“What is the matter, my dear Kate?—you who are always serious, are now positively sorrowful! What is it?”
Kate, who was truth itself whenever she spoke, chose for that reason to give no answer.
The old man looked more and more disturbed, and laying down his knife and fork, said—
“Nay, but Catherine, my dear child, there is something the matter! I do not wish to intrude on your confidence, but if you have any trouble that you think I may possibly be able to soothe—confide in me, as if I were your own father, my child.”
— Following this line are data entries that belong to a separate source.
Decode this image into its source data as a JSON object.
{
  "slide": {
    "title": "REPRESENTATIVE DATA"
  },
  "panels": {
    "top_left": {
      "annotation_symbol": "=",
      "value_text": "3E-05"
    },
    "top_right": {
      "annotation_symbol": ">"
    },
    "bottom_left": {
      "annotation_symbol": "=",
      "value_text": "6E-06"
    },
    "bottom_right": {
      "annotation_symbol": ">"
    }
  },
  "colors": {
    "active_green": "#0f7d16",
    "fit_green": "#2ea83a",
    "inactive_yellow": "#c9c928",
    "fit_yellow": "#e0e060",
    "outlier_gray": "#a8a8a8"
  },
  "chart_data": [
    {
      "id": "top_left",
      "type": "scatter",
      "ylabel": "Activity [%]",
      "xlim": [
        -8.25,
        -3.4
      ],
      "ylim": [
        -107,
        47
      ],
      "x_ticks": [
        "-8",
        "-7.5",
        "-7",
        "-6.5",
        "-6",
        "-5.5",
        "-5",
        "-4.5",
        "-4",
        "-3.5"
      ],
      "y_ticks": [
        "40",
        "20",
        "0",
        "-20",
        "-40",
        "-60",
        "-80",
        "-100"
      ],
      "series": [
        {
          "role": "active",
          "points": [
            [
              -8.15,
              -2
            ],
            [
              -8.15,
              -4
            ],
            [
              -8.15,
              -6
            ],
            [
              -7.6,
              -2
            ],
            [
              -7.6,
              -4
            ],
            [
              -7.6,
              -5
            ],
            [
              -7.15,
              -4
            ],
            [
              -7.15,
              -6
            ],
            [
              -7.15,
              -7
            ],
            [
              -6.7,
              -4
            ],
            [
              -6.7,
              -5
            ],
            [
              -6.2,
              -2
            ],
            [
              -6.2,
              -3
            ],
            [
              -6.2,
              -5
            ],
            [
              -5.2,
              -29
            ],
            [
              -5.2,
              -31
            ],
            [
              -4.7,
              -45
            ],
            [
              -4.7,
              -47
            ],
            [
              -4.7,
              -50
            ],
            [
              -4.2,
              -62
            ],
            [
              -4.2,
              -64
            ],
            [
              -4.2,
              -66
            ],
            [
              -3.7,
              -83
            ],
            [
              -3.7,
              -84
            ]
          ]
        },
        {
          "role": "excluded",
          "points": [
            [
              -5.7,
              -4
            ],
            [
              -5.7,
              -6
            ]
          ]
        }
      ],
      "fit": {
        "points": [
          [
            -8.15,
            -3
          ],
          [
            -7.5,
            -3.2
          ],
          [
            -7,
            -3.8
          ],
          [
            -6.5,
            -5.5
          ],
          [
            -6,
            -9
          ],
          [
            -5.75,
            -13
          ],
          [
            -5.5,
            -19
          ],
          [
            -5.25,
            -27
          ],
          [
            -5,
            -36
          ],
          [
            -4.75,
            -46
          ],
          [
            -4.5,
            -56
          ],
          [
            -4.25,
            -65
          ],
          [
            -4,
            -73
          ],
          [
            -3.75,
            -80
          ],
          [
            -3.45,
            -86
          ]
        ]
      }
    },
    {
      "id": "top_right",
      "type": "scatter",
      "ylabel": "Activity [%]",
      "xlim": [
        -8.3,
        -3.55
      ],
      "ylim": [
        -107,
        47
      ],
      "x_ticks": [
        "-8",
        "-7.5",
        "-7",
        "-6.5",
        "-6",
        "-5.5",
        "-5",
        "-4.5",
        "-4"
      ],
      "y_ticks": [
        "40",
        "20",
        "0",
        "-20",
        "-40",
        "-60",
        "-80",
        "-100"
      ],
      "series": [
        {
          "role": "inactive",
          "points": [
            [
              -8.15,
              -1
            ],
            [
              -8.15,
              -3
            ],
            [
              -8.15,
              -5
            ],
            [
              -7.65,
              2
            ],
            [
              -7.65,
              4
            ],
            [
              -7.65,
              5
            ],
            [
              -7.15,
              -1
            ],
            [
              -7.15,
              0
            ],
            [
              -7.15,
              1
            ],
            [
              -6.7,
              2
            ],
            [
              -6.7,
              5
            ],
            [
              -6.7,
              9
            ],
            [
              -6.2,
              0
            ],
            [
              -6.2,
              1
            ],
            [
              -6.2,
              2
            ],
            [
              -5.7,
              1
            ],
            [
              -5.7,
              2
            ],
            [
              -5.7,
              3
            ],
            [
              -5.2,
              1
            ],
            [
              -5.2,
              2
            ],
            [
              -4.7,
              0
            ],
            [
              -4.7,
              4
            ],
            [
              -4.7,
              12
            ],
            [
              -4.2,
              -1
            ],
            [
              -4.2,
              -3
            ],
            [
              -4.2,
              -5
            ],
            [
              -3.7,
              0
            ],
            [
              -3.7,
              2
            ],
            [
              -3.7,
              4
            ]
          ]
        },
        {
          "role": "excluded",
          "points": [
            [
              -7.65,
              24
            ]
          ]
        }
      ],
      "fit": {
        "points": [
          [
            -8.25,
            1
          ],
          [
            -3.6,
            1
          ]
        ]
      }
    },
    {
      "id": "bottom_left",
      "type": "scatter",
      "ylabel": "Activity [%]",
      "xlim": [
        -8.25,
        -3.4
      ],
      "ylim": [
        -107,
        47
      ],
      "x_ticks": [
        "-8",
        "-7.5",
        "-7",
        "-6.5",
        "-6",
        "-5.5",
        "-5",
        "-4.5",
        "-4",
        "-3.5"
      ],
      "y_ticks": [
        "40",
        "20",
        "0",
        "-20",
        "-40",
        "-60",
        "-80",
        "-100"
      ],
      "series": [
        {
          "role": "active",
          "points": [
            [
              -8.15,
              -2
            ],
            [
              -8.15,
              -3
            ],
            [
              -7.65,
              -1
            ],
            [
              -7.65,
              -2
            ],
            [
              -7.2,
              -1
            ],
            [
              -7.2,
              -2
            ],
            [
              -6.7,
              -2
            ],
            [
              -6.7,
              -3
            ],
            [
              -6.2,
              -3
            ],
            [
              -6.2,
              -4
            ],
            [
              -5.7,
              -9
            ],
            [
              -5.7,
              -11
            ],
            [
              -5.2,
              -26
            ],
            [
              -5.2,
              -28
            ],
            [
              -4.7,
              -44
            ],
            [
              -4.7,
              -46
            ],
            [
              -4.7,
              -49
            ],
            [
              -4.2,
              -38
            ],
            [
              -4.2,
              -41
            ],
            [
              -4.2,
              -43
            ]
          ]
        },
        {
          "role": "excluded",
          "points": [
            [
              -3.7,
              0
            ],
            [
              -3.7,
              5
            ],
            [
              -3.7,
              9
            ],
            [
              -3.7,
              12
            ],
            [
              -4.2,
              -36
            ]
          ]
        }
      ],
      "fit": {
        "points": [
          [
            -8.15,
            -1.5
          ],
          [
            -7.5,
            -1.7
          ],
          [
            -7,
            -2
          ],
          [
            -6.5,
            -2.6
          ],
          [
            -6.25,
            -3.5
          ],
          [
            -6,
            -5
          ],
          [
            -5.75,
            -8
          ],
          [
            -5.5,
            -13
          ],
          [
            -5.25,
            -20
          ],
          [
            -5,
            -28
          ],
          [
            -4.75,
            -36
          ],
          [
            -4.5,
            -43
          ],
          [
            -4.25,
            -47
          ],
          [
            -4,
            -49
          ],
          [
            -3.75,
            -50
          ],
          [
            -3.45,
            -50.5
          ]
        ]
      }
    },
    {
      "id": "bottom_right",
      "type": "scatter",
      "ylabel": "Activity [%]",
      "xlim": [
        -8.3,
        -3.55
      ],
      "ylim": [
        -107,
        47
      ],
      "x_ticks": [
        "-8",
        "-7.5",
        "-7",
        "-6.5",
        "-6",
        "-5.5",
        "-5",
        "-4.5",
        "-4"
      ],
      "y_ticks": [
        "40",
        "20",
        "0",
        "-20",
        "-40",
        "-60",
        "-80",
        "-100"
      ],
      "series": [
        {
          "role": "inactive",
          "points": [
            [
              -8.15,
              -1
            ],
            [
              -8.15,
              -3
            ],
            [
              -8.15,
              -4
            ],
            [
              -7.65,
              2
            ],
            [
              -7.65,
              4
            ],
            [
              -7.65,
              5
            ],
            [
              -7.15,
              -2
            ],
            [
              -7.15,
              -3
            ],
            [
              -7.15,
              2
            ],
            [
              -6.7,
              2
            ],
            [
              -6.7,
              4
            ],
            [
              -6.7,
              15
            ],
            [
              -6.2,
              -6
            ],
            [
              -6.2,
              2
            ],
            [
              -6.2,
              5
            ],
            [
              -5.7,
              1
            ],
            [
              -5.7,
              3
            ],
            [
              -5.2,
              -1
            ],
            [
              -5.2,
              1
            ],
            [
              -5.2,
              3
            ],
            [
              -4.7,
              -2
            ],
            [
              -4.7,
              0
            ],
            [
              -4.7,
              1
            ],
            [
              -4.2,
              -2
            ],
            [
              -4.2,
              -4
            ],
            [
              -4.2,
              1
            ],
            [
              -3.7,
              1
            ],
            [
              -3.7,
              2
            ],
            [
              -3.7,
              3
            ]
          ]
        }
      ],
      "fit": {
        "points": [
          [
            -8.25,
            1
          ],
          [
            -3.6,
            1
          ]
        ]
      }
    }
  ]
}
“Dear Mr. Saunders, don’t trouble your good heart about my cloudy face. Sure and hasn’t a poor girl the same right to her smoke that a wealthy young lady has to her vapors?” said Kate, smiling.
The old minister did not press his question, but resumed his knife and fork with a look of mortification that worried Catherine, so that she said—
“I will tell you, then, what troubles me. My dearest, best friend and patron, Captain Clifton, has bidden me good-bye, and departed for the frontier! That is bad—oh, yes!—very bad. But that is not the worst. He has gone away very unhappy. I might as well tell you what everybody will soon know:—his marriage is broken off! He has gone away in anger with his promised bride. He has gone away so wretched! Mr. Saunders, when I saw him last night, looking so pale, and stern, and proud—and knew the haughtiness and the anguish of his heart, I thought I could have died to have restored peace and joy between him and her he loved so strongly.”
“Merciful Heaven!—those Cliftons! This is another instance of their fatal subjection to passion! Do you know, my dear child, what caused this quarrel?”
“I know nothing but this—the marriage is broken off for the present! I do not know wherefore.”
“Some jealous suspicion of one party or the other! Those Cliftons all have Spanish blood in them, and the Spanish character is uppermost in their nature. They are all haughty, reserved, jealous, suspicious.”